Tuesday 30 May 2017

Don't let the Treacys' tragic loss be in vain

Ronan and Gillian Treacy (pictured) lost their son Ciaran after a drunk driver collided head-on with Gillian’s car – Gillian’s powerful victim impact statement has provoked much-needed debate about our laws and society’s attitude to drink driving.
Ronan and Gillian Treacy (pictured) lost their son Ciaran after a drunk driver collided head-on with Gillian’s car – Gillian’s powerful victim impact statement has provoked much-needed debate about our laws and society’s attitude to drink driving.
Liz O'Donnell

Liz O'Donnell

As chair of the Road Safety Authority, I deal a lot with statistics. Sadly, the only way we can measure the success of our road safety initiatives is by the number of deaths per year on the roads. We benchmark ourselves by reference to these fatality figures each year and measure our performance against the numbers of deaths in other countries. I receive an email each day of road traffic fatalities; a chilling reminder of the toll of death and serious injury on our roads. This ensures that those of us charged with road safety do not become complacent.

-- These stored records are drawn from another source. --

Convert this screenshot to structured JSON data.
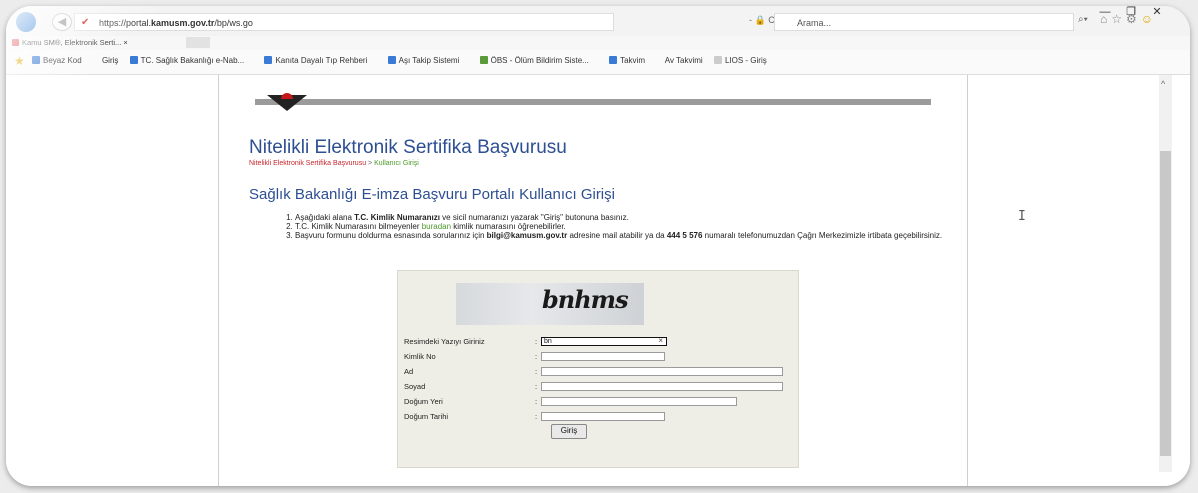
{
  "browser": {
    "url_prefix": "https://portal.",
    "url_domain": "kamusm.gov.tr",
    "url_path": "/bp/ws.go",
    "url_controls": "- 🔒 C",
    "search_placeholder": "Arama...",
    "tab_title": "Kamu SM®, Elektronik Serti... ×"
  },
  "favorites": [
    "Beyaz Kod",
    "Giriş",
    "TC. Sağlık Bakanlığı e-Nab...",
    "Kanıta Dayalı Tıp Rehberi",
    "Aşı Takip Sistemi",
    "ÖBS - Ölüm Bildirim Siste...",
    "Takvim",
    "Av Takvimi",
    "LIOS - Giriş"
  ],
  "page": {
    "title": "Nitelikli Elektronik Sertifika Başvurusu",
    "breadcrumb_root": "Nitelikli Elektronik Sertifika Başvurusu",
    "breadcrumb_sep": " > ",
    "breadcrumb_current": "Kullanıcı Girişi",
    "section_title": "Sağlık Bakanlığı E-imza Başvuru Portalı Kullanıcı Girişi",
    "instructions": {
      "i1_a": "Aşağıdaki alana ",
      "i1_b": "T.C. Kimlik Numaranızı",
      "i1_c": " ve sicil numaranızı yazarak \"Giriş\" butonuna basınız.",
      "i2_a": "T.C. Kimlik Numarasını bilmeyenler ",
      "i2_link": "buradan",
      "i2_c": " kimlik numarasını öğrenebilirler.",
      "i3_a": "Başvuru formunu doldurma esnasında sorularınız için ",
      "i3_b": "bilgi@kamusm.gov.tr",
      "i3_c": " adresine mail atabilir ya da ",
      "i3_d": "444 5 576",
      "i3_e": " numaralı telefonumuzdan Çağrı Merkezimizle irtibata geçebilirsiniz."
    }
  },
  "form": {
    "captcha_text": "bnhms",
    "captcha_label": "Resimdeki Yazıyı Giriniz",
    "captcha_value": "bn",
    "kimlik_label": "Kimlik No",
    "ad_label": "Ad",
    "soyad_label": "Soyad",
    "dogum_yeri_label": "Doğum Yeri",
    "dogum_tarihi_label": "Doğum Tarihi",
    "colon": ":",
    "clear": "×",
    "submit_label": "Giriş"
  },
  "window": {
    "minimize": "—",
    "restore": "❐",
    "close": "✕"
  }
}
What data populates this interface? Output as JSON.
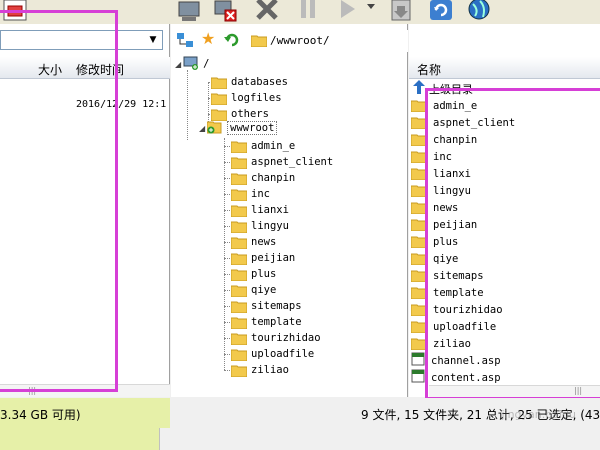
{
  "left_pane": {
    "col_size": "大小",
    "col_modified": "修改时间",
    "row_modified": "2016/12/29 12:1"
  },
  "path_bar": {
    "path": "/wwwroot/"
  },
  "tree": {
    "root": "/",
    "top_folders": [
      "databases",
      "logfiles",
      "others"
    ],
    "wwwroot": "wwwroot",
    "children": [
      "admin_e",
      "aspnet_client",
      "chanpin",
      "inc",
      "lianxi",
      "lingyu",
      "news",
      "peijian",
      "plus",
      "qiye",
      "sitemaps",
      "template",
      "tourizhidao",
      "uploadfile",
      "ziliao"
    ]
  },
  "right_pane": {
    "col_name": "名称",
    "parent_dir": "上级目录",
    "items": [
      {
        "label": "admin_e",
        "type": "folder"
      },
      {
        "label": "aspnet_client",
        "type": "folder"
      },
      {
        "label": "chanpin",
        "type": "folder"
      },
      {
        "label": "inc",
        "type": "folder"
      },
      {
        "label": "lianxi",
        "type": "folder"
      },
      {
        "label": "lingyu",
        "type": "folder"
      },
      {
        "label": "news",
        "type": "folder"
      },
      {
        "label": "peijian",
        "type": "folder"
      },
      {
        "label": "plus",
        "type": "folder"
      },
      {
        "label": "qiye",
        "type": "folder"
      },
      {
        "label": "sitemaps",
        "type": "folder"
      },
      {
        "label": "template",
        "type": "folder"
      },
      {
        "label": "tourizhidao",
        "type": "folder"
      },
      {
        "label": "uploadfile",
        "type": "folder"
      },
      {
        "label": "ziliao",
        "type": "folder"
      },
      {
        "label": "channel.asp",
        "type": "file"
      },
      {
        "label": "content.asp",
        "type": "file"
      }
    ]
  },
  "status": {
    "left": "3.34 GB 可用)",
    "right": "9 文件, 15 文件夹, 21 总计, 25 已选定, (43"
  },
  "watermark": "jingyan.baidu",
  "colors": {
    "highlight": "#d63fd6",
    "status_left_bg": "#e6f0a8",
    "folder": "#f2c94c"
  }
}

At the time of writing, the number of deaths on the road so far this year is 129, a figure that's down on last year. While encouraging, this figure cannot be a cause of celebration.

Each individual death is a calamity to a family and a community. Every now and then, a person or a family breaks through the fog of statistics. An example was the powerful victim impact statement of the Treacy family this week at the trial of a driver whose dangerous and drunk driving caused the death of their precious child, Ciaran, last year.